Adaptation towards scale-free dynamics improves cortical stimulus discrimination at the cost of reduced detection
Fig 3
Adaptation enhances discrimination at the cost of reduced detection: LFP rate coding.
(A) TOP: Typical rasters of LFP peaks (taken from all electrodes, randomly subsampled to 10%) showing response to 13 trials with the same background movie visual stimulus (no foreground). Detection was quantified based on the LFP peak count when the movie was off (pink box) compared to when the movie was on (blue or orange box). BOTTOM: For discrimination a foreground stimulus (4 different red dots) was presented during each of four blocks with 13 trials each, all with the same background movie stimulus. The red dot was presented either during the transient period just after background stimulus onset (blue box) or later during the steady-state (orange box).

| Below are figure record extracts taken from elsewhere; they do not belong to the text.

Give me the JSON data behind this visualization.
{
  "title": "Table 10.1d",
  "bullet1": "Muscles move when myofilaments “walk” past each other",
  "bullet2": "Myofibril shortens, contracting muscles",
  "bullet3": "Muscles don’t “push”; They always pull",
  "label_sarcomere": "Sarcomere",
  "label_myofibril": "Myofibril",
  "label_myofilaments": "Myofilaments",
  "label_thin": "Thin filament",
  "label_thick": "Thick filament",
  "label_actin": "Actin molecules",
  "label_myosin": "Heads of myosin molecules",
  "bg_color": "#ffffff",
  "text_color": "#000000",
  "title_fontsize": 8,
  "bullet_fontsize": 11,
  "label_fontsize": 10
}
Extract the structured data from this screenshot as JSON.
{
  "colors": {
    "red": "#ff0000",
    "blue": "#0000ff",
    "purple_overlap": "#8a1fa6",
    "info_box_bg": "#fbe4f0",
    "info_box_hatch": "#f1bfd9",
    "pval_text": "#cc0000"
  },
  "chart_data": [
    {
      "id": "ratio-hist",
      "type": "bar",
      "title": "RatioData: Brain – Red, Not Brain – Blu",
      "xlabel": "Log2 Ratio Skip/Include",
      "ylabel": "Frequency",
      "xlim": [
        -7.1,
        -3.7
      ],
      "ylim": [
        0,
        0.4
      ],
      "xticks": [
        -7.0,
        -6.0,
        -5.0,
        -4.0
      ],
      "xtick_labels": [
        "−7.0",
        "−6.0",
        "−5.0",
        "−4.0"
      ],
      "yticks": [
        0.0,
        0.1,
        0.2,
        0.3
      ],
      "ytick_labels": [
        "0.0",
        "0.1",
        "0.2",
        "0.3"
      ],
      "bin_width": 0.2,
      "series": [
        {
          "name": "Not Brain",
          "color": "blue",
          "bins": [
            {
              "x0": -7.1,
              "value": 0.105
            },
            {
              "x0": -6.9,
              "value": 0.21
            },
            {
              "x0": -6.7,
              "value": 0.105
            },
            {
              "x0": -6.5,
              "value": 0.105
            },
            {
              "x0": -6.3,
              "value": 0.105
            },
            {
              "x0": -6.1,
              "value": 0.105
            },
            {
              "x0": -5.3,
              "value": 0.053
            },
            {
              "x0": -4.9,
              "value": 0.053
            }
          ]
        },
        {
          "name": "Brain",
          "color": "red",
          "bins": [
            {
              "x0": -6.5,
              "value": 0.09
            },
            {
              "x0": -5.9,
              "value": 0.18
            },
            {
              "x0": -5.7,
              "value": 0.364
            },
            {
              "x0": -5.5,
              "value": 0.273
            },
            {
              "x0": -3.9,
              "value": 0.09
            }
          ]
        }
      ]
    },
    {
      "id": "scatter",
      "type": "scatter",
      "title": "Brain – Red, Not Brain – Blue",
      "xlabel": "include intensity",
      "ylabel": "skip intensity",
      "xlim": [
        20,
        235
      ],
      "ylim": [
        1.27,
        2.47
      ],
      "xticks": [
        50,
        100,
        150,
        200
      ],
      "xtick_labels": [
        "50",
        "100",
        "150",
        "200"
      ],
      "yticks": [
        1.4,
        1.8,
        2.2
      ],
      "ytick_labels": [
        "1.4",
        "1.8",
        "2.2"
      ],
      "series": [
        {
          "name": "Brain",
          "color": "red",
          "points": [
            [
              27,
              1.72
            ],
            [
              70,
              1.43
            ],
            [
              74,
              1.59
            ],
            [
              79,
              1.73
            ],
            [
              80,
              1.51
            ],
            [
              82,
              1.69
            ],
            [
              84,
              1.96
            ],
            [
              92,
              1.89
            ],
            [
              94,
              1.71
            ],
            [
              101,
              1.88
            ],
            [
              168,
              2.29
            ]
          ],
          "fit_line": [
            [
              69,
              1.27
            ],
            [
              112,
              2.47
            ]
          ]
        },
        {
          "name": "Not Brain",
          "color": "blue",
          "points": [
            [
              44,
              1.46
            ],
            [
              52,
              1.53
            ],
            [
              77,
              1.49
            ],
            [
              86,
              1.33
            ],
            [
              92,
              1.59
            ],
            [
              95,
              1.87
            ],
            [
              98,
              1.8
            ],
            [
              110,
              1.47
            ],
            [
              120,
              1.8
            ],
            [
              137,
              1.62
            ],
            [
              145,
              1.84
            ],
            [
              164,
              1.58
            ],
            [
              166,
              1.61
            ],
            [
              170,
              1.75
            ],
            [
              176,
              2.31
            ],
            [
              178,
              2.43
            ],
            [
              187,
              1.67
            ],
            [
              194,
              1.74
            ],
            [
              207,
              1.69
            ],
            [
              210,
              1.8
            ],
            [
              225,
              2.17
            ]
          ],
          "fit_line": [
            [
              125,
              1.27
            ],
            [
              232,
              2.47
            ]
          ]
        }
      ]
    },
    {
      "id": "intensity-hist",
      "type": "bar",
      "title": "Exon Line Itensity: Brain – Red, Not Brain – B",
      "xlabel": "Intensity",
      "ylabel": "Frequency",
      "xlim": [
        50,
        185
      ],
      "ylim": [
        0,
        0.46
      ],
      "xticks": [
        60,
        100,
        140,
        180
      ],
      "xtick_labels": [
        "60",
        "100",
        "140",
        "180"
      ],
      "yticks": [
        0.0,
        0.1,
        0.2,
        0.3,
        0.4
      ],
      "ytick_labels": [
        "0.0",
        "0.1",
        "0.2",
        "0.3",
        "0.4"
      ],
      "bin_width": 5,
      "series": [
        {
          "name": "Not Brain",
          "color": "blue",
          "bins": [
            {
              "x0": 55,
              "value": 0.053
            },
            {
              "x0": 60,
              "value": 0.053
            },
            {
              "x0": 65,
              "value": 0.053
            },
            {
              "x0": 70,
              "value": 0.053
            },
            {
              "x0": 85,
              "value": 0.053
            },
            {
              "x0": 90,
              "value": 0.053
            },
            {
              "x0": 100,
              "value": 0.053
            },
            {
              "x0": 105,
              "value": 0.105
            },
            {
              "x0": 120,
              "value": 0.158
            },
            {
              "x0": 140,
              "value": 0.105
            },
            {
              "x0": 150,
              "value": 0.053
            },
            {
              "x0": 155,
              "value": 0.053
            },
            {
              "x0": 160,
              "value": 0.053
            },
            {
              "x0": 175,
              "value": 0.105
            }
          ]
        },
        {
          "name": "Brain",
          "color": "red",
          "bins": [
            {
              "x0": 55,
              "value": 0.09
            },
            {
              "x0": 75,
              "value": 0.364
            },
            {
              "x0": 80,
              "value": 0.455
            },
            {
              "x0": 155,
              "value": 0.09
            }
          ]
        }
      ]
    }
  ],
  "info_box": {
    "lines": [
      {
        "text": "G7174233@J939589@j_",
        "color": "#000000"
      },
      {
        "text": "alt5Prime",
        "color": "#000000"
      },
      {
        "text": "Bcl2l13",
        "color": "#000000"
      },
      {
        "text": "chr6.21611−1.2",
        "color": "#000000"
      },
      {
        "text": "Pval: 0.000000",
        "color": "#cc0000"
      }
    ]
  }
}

Note that the different foreground stimuli were more easily distinguished by the LFP peaks in the steady-state compared with the transient, but the presence of the background stimulus is more easily detected based on strong transient response. (B) Summary (n = 14 turtles) of how well the LFP peak count can detect the presence of the background stimulus. All turtles show a decrease in detection from transient to steady-state. (C) Summary of how well the LFP peak count can discriminate the four different foreground stimuli. Most turtles showed an increase in discrimination from transient to steady-state. (D, E) A more refined explanation of detection and discrimination is obtained by comparing to δ. Generally, lower δ resulted in enhanced discrimination and poorer detection, while higher δ exhibited the opposite trend. Thus, power-law distributed (low δ) population dynamics are associated with a functional trade-off, gaining discrimination at the cost of decreased detection. The inset is an expanded view to better show the correlation between discrimination and δ during the steady-state.